Hannah is a civil engineering student at the University of Auckland, where she is specialising in structural engineering this year. Hannah recently completed a 13-week internship at the Sustainable Steel Council (SSC) where she worked on projects to support individual businesses into sustainability and to push sector-wide change. This included collaborating with the NZGBC on resources for SSC members. Hannah is part of the executive committee of Engineers Without Borders (EWB) Auckland Students Committee and has recently been appointed as an executive committee member for the Civil Engineering Students Association (CESA), where she is working to challenge the norms and advocate for circular economy teaching in the university. Hannah plans to incorporate sustainable design practices and ways of thinking into her future career and work no matter the profession. 


Jarred Butler 
 

Jarred is a building environmental scientist at the Building Research Association of New Zealand (BRANZ) where he assists with researching the environmental, especially carbon, impact of New Zealand buildings and provides industry training on BRANZ’s building life cycle assessment tool, LCAQuick. Jarred graduated with a Master of Building Science with distinction in 2019 with a thesis topic aimed at testing how mould simulation software could be used to assess the effectiveness of mould mitigation strategies in New Zealand homes. Jarred is “deeply committed to reducing the environmental impact of our built environment and enabling it to reach the goals of the Zero Carbon Act,” through improving housing standards in Aotearoa. 

Rochelle Kirby 

Rochelle is a graduate building services engineer at WSP where she is the office lead for the WSP Pathways Auckland Committee. Through WSP Pathways she has organised events for young professionals at WSP in Auckland, including a recent sustainability tech talk about projects that are implementing carbon reducing techniques and how these can be adopted. In 2019 she was selected by Engineering New Zealand and the association of Korean Woman Scientists and Engineers to represent Aotearoa at the Annual Meeting of Asia and Pacific Women in Science and Technology and Young Woman Scientist Camp, and in 2020 she was chosen to attend the Rotary Youth Leadership development programme. Rochelle currently represents WSP as part of The Wonder Project, Engineering New Zealand's free programme for schools, designed to get young Kiwis excited STEM. 

Sameh Shamout 

Sameh is a current PhD student at the University of Auckland, where he is a member of the Future Cities Research Hub. His current PhD research focuses on enhancing the resilience of the built environment, and other research interests include energy efficiency, thermal comfort, passive design solutions, and sustainable materials. Sameh has a passion for social activism and leadership.
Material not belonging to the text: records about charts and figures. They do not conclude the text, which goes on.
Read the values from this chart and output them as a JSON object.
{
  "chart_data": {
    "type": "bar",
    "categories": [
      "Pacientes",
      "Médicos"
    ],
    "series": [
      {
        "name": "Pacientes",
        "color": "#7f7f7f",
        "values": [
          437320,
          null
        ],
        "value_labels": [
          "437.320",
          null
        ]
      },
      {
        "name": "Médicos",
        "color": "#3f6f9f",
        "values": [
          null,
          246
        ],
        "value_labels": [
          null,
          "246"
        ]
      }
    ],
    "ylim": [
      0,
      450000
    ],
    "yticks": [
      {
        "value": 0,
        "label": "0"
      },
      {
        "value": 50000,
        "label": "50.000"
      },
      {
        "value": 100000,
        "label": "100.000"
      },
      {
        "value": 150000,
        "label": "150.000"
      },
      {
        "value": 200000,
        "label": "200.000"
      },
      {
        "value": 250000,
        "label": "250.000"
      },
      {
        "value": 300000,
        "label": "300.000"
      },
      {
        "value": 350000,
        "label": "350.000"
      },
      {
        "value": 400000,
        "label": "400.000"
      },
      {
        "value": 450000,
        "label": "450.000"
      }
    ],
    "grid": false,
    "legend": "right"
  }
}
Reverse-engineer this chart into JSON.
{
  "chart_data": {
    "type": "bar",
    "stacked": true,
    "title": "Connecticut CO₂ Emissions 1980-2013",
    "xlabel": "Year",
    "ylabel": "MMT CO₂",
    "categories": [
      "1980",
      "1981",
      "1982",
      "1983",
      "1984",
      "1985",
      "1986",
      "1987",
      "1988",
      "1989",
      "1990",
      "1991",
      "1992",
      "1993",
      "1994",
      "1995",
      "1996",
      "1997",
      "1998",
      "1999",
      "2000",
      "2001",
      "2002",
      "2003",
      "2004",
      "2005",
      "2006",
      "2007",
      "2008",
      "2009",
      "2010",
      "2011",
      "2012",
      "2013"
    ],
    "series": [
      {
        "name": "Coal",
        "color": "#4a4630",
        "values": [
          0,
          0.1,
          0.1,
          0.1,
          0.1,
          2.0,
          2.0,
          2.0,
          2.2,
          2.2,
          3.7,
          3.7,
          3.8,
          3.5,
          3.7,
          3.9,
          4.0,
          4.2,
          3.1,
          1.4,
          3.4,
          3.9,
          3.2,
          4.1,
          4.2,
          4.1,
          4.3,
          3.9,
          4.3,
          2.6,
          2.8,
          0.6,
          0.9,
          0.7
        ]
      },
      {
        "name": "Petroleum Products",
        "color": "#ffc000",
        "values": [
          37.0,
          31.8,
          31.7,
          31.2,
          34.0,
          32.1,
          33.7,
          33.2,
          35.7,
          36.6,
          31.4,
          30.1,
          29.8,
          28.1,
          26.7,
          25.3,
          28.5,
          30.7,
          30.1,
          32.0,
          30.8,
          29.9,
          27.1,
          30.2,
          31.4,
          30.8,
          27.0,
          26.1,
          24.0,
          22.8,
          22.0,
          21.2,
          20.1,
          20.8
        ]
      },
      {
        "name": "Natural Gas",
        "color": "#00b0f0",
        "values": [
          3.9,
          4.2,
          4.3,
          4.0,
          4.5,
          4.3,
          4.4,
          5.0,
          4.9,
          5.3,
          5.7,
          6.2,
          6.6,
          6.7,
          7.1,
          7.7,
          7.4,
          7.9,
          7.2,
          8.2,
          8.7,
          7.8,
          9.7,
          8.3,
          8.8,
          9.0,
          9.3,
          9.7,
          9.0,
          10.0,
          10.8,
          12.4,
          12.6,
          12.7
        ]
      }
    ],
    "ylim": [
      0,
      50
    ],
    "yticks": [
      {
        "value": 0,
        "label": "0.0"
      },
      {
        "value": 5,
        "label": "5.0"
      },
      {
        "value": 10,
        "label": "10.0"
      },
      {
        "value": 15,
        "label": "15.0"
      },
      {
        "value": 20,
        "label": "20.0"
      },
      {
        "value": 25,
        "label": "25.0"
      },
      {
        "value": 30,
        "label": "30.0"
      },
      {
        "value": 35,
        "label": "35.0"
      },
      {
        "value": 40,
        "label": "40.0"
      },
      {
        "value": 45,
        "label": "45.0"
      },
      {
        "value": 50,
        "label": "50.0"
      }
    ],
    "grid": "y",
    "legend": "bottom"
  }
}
He is the founder of the New Zealand Centre in the Middle East and North Africa, and JonZ for Sustainable Development; the first Arab-New Zealand initiative started from Jordan aiming to contribute to the development of communities. He is one of the pioneer youth driving the sustainability movement in Jordan. Sameh believes in the value of enhancing social resilience, where he works on building cultural and knowledge bridges between New Zealanders and Arabs. He aims to bring people together and build high-quality academic, professional and research teams. 

Tessa Meyer 

Tessa is a corporate responsibility advisor at Panuku Development Auckland where she leads sustainability solutions across a variety of projects, all of which directly contribute to Auckland’s transition to a climate resilient, healthy and low carbon city. She led the first Green Star - Communities ratings in Aotearoa and Panuku’s world-first volume certification. Tessa has worked on an economic analysis tool to incorporate social, environmental and economic benefits in holistic decision-making regarding community investments and urban development. She has been involved in waste minimisation projects, including a zero-waste town centre strategy and piloting construction waste management targets. Recently she has successfully completed Panuku’s Toitū Envirocare carbonreduce certification with a base-year emissions inventory and management plan and lead internal behaviour change campaigns at Panuku.